Applies node affinity rules for feature service pods to prioritize scheduling on nodes with lower resource availability:
Type—Preferred
Key—resource-constrained
Operator—DoesNotExist
Applies tolerations on feature service pods to ensure they can be scheduled on tainted nodes despite constraints:
Effect—PreferNoSchedule
Key—resource-constrained
Operator—Exists
Taints the nodes with lower resource availability with resource-constrained:PreferNoSchedule.

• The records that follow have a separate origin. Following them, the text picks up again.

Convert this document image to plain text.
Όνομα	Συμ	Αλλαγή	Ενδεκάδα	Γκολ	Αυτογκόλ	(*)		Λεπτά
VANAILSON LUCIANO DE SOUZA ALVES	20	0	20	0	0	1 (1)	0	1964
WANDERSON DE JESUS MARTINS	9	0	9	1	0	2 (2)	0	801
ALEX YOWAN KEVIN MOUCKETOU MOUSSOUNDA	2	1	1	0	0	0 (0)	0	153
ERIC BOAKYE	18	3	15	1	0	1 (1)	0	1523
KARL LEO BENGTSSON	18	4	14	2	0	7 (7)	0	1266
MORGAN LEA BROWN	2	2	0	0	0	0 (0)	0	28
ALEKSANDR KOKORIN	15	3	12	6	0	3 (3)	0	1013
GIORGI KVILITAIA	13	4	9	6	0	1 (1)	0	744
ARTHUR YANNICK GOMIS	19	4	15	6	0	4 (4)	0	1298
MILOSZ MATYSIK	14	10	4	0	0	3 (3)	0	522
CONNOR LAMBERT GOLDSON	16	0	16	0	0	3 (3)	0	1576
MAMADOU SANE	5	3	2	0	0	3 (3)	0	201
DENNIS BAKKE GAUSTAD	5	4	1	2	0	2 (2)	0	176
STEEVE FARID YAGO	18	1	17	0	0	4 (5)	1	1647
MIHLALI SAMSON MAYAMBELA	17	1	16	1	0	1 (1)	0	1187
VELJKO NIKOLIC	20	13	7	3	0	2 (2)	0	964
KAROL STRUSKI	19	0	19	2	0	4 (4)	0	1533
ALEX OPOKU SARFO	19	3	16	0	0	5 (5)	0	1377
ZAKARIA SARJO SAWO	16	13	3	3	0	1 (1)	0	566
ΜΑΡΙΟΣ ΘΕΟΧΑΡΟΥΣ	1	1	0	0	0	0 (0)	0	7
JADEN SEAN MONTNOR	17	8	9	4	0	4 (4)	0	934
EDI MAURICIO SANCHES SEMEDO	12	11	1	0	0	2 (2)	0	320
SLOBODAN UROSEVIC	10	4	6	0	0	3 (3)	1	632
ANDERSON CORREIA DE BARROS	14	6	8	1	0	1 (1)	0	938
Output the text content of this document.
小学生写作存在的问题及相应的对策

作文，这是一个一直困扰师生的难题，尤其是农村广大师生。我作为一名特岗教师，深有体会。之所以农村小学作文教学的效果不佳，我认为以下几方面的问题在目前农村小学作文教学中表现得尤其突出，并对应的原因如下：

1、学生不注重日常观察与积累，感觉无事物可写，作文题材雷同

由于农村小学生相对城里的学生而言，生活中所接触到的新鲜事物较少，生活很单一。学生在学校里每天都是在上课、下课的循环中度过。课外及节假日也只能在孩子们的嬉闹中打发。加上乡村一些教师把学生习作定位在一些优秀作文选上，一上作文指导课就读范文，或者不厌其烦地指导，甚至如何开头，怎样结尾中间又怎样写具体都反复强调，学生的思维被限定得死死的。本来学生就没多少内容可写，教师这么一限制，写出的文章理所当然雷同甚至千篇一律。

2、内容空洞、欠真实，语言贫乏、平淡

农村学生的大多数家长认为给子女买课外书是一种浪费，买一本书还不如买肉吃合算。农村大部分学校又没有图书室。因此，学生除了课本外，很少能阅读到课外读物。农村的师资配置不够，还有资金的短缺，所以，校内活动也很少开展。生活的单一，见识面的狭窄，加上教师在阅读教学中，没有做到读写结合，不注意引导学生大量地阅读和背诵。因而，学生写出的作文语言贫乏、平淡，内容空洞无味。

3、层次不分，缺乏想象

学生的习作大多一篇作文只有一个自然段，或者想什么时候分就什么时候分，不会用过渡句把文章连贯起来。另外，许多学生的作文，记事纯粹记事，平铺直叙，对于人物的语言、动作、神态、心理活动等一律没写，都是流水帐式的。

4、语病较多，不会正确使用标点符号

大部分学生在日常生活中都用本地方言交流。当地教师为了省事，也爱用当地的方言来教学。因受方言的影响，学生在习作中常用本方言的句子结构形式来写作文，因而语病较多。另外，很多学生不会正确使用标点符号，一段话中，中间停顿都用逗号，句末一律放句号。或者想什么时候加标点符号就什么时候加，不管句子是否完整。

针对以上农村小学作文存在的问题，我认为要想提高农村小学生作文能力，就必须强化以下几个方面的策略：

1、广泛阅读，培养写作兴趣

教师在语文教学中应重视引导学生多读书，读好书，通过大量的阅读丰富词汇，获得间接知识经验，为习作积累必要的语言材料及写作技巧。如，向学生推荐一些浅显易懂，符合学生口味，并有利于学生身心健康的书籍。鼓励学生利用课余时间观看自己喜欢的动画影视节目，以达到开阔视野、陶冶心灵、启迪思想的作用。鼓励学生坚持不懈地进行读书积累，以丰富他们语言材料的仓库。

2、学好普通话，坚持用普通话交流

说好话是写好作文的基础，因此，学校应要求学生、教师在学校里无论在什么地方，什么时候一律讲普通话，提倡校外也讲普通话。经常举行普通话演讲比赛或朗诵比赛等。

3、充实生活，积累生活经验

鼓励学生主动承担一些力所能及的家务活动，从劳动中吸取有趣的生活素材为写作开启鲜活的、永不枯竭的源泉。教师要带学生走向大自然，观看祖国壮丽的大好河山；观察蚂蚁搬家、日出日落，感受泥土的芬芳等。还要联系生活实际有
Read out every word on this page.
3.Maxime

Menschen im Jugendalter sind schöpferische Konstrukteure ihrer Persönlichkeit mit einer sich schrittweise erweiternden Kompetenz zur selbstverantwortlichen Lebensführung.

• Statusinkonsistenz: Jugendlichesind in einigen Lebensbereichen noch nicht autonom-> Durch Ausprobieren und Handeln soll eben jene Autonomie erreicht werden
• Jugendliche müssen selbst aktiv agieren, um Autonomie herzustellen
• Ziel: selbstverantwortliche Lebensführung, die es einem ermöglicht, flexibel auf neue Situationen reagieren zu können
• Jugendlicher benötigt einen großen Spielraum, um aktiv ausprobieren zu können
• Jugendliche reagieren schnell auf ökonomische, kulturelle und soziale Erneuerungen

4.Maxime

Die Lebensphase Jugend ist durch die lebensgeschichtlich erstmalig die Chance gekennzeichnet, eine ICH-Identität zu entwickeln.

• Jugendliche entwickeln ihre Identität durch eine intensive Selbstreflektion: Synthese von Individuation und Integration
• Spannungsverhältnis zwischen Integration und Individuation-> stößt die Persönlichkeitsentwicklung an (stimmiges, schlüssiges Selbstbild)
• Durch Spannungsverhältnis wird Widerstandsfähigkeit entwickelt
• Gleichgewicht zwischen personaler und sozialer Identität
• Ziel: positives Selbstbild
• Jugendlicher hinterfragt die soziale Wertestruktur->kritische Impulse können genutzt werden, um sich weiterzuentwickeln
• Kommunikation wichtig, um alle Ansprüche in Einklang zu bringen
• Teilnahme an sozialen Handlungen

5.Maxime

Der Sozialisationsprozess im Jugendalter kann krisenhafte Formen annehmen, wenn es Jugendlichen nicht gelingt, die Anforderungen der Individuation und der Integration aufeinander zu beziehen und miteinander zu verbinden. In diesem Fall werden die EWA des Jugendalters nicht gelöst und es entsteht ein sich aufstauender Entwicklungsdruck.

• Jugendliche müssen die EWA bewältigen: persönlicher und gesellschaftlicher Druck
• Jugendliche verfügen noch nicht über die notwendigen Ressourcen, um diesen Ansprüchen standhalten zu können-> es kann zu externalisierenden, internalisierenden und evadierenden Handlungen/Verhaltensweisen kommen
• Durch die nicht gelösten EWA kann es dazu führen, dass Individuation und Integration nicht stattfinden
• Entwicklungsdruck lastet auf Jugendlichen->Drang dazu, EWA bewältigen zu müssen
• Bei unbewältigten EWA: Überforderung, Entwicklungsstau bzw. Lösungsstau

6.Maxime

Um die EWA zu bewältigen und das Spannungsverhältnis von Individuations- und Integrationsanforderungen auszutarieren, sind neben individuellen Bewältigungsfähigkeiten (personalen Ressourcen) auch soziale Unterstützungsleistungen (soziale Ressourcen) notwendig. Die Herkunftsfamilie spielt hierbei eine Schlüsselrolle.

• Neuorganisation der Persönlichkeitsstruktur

Scenario 4: Prevent data store disruption during cluster scaling
A national government has a service usage pattern where services are heavily used during daytime hours. This pattern requires a large number of cluster nodes to support the all the pod replicas needed for these services. Because the services are not used at night, the organization would like to scale down the number of nodes to save on their cloud compute costs. Terminating nodes where stateful system managed data store pods are running, however, creates risk of disrupting ArcGIS Enterprise. To prevent this potential disruption, the organization administrator:
Creates a separate node group.
Adds the key/value label data-store: true to each node in the group.
Applies node affinity rules to ensure data store pods are scheduled on nodes in this group
Type—Required
Key—data-store
Operator—In
Value—true
Applies a toleration to the stateful data store pods, allowing them to run on the tainted data store nodes:
Effect—NoSchedule
Key—workload
Operator—Equal
Value—data-store
Taints data store nodes with workload=data-store:NoSchedule to prevent stateless pods without the matching toleration from being scheduled on the node. This ensures there is room on the data store nodes to schedule all the stateful data store pods.
Does not scale down the data store node group when scaling down cluster nodes at night. Because all the stateful data store pods are in this node group, they are not affected by scaling down the other node groups.